Pero la obsesión por la belleza, el cuerpo saludable y por la postergación del envejecimiento suele responder a causas ocultas. Muchas cosas cambiaron en esta década. La creciente sensación de futuro incierto para este país y las intensas presiones económicas y culturales sobre el habitante se descargaron imperceptiblemente sobre el cuerpo, antes tratado como «fuerza de trabajo» y ahora obligado a dar pruebas continuas de su performatividad económica y emocional: el cuerpo pasó a ser valorado como «fuerza de apariencia». De allí que la metamorfosis de la cirugía reconstructiva en intervención estética exponga el desvío que va de un saber asociado al accidente laboral o a la herida de guerra a la sofisticación cosmética, así como la evolución que llevó del trasplante de corazón y el implante de un marcapasos al injerto de siliconas y el recetario de anabólicos revele la mutación de la necesidad vital en ansias de performatividad social.

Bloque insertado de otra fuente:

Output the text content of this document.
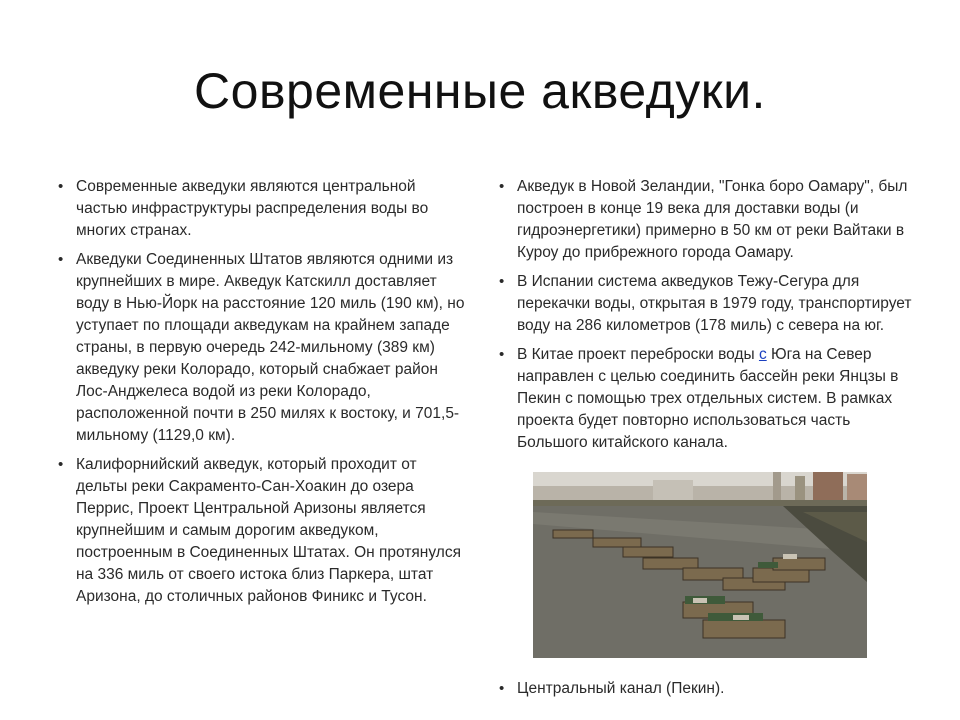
Современные акведуки.
• Современные акведуки являются центральной частью инфраструктуры распределения воды во многих странах.
• Акведуки Соединенных Штатов являются одними из крупнейших в мире. Акведук Катскилл доставляет воду в Нью-Йорк на расстояние 120 миль (190 км), но уступает по площади акведукам на крайнем западе страны, в первую очередь 242-мильному (389 км) акведуку реки Колорадо, который снабжает район Лос-Анджелеса водой из реки Колорадо, расположенной почти в 250 милях к востоку, и 701,5-мильному (1129,0 км).
• Калифорнийский акведук, который проходит от дельты реки Сакраменто-Сан-Хоакин до озера Перрис, Проект Центральной Аризоны является крупнейшим и самым дорогим акведуком, построенным в Соединенных Штатах. Он протянулся на 336 миль от своего истока близ Паркера, штат Аризона, до столичных районов Финикс и Тусон.
• Акведук в Новой Зеландии, "Гонка боро Оамару", был построен в конце 19 века для доставки воды (и гидроэнергетики) примерно в 50 км от реки Вайтаки в Куроу до прибрежного города Оамару.
• В Испании система акведуков Тежу-Сегура для перекачки воды, открытая в 1979 году, транспортирует воду на 286 километров (178 миль) с севера на юг.
• В Китае проект переброски воды с Юга на Север направлен с целью соединить бассейн реки Янцзы в Пекин с помощью трех отдельных систем. В рамках проекта будет повторно использоваться часть Большого китайского канала.
• Центральный канал (Пекин).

Si por un lado, la articulación entre belleza y tecnología quirúrgica evidencia los temores actuales a la carne corruptible tanto y resulta un índice analizador del desarrollo desigual de las experiencias colectivas en asuntos de tecnología y moral, por el otro revela la más preocupante emergencia de «biomercados» y de incipientes disputas comerciales acerca de la «propiedad» del material genético. El capitalismo ya reclama, en sentido estricto, su «libra de carne». Toda esta alquimia genética muestra un cambio de estatuto en la ciencia: del juramento «prometeico» al «faústico». En un caso se roban saberes para mejorar moralmente -y no sólo técnicamente- a la humanidad, en el otro se actúa a la manera del aprendiz de brujo, que deja salir de la botella a un genio que luego no sabe si podrá controlar. «Si puede hacerse, se hace»: tal es la consigna de personas dotadas de conocimientos técnicos muy sofisticados pero de reservas morales, religiosas y culturales muy pobres.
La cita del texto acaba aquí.